The professor who lead the course, that costs a mere $475 for six weeks, Professor Lawrence Susskind, said: "Many engineers can dream up promising inventions; they can even produce a business plan and find interested investors. What they don't know how to do, though, is negotiate on their own behalf. By taking the course, engineers will gain skills and strategies they need to get buy-in, sell their ideas, and achieve success." She says that 'engineering logic' without any negotiation training can lead to serious negotiation mistakes. "The exercises we use cover new ventures in biomedicine, aerospace, and real estate. Some of MIT's own entrepreneurs who have launched successful businesses will also provide their insights on their most difficult negotiation challenges."
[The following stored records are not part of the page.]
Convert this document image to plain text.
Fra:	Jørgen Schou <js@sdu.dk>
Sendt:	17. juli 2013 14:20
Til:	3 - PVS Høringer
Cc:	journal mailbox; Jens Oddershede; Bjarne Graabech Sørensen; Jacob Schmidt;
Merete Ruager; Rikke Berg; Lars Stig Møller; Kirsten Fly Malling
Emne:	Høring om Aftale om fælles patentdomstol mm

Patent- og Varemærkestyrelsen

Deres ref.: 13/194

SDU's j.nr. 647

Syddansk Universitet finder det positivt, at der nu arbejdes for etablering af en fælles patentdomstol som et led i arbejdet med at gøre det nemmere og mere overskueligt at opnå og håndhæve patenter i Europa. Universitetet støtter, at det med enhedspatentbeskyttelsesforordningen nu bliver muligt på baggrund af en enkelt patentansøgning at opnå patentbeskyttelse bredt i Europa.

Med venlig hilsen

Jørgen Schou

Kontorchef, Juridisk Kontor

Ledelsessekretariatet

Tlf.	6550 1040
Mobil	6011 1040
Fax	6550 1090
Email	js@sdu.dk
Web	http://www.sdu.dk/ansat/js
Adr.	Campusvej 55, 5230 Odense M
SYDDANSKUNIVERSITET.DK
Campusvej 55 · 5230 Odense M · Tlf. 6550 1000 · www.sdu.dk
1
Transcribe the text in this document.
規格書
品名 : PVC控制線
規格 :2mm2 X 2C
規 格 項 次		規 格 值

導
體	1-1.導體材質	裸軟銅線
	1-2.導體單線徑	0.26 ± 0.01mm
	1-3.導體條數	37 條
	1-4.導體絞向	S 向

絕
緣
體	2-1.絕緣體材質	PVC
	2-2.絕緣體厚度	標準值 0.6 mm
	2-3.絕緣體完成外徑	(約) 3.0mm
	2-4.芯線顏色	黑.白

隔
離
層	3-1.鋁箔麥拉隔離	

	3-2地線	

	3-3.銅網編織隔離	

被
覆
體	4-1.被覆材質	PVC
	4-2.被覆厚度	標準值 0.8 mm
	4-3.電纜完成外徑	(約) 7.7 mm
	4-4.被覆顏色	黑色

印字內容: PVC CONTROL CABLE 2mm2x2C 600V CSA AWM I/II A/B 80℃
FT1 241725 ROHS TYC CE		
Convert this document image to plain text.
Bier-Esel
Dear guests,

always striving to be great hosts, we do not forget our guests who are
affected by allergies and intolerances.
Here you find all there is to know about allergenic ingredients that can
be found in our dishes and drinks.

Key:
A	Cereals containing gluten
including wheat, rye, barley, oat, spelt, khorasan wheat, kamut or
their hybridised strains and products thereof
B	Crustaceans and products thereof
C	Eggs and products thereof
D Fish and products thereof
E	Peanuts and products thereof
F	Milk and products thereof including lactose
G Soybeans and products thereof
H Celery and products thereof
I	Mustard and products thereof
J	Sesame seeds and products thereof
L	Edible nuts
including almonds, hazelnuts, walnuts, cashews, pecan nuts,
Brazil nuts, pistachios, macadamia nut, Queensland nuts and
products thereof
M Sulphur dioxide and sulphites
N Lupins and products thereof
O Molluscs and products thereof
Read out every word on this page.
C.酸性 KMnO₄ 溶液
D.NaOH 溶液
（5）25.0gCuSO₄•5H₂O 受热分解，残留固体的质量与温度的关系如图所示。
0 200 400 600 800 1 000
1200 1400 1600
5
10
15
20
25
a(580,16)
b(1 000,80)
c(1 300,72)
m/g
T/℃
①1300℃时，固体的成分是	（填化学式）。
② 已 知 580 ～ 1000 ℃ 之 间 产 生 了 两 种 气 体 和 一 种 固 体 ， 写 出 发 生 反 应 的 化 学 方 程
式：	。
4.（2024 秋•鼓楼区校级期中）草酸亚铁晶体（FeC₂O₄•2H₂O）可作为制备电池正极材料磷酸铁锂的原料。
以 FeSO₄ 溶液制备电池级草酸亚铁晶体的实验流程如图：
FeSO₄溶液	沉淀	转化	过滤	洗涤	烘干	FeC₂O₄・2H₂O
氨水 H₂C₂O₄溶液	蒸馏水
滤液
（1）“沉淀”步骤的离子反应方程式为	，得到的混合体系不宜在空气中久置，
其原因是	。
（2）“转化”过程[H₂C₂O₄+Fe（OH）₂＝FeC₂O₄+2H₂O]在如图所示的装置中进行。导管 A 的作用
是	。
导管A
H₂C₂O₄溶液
The Dean of Engineering at the Engineering Institute of Technology, Steve Mackay, agrees that engineers need negotiation skills. In his YouTube series, the Engineering News Network, in the episode 'Negotiate for a win-win outcome', he said: "The trick with negotiation is 'don't destroy the other party'. You will be horrified how many people go into negotiation with the approach of destroying the other party, screaming into the ground and making a lot of money." He outlines a list of things to look out for whilst in the process of negotiating a deal.
Mackay's proven techniques:
- Avoid the you-lose-I-win strategy
- Try and build trust in a negotiation
- Try and look for hidden issues
- Research the other point of few with exquisite detail
- People are so anxious to negotiate, they don't have time to communicate their positions clearly
- Reframe the problem in a different way
- Once you've done your proposal, the trick is to shut up and wait for the response
- Always look for solutions, try and use natural thinking
"Finally, when you finish your negotiation, always, always, write it down and make sure both parties agree with what you've written down. It's horrifying after a successful negotiation session, you come back three weeks later and you start negotiation again because you didn't actually agree or you forgot what the deal was.," Mackay concluded.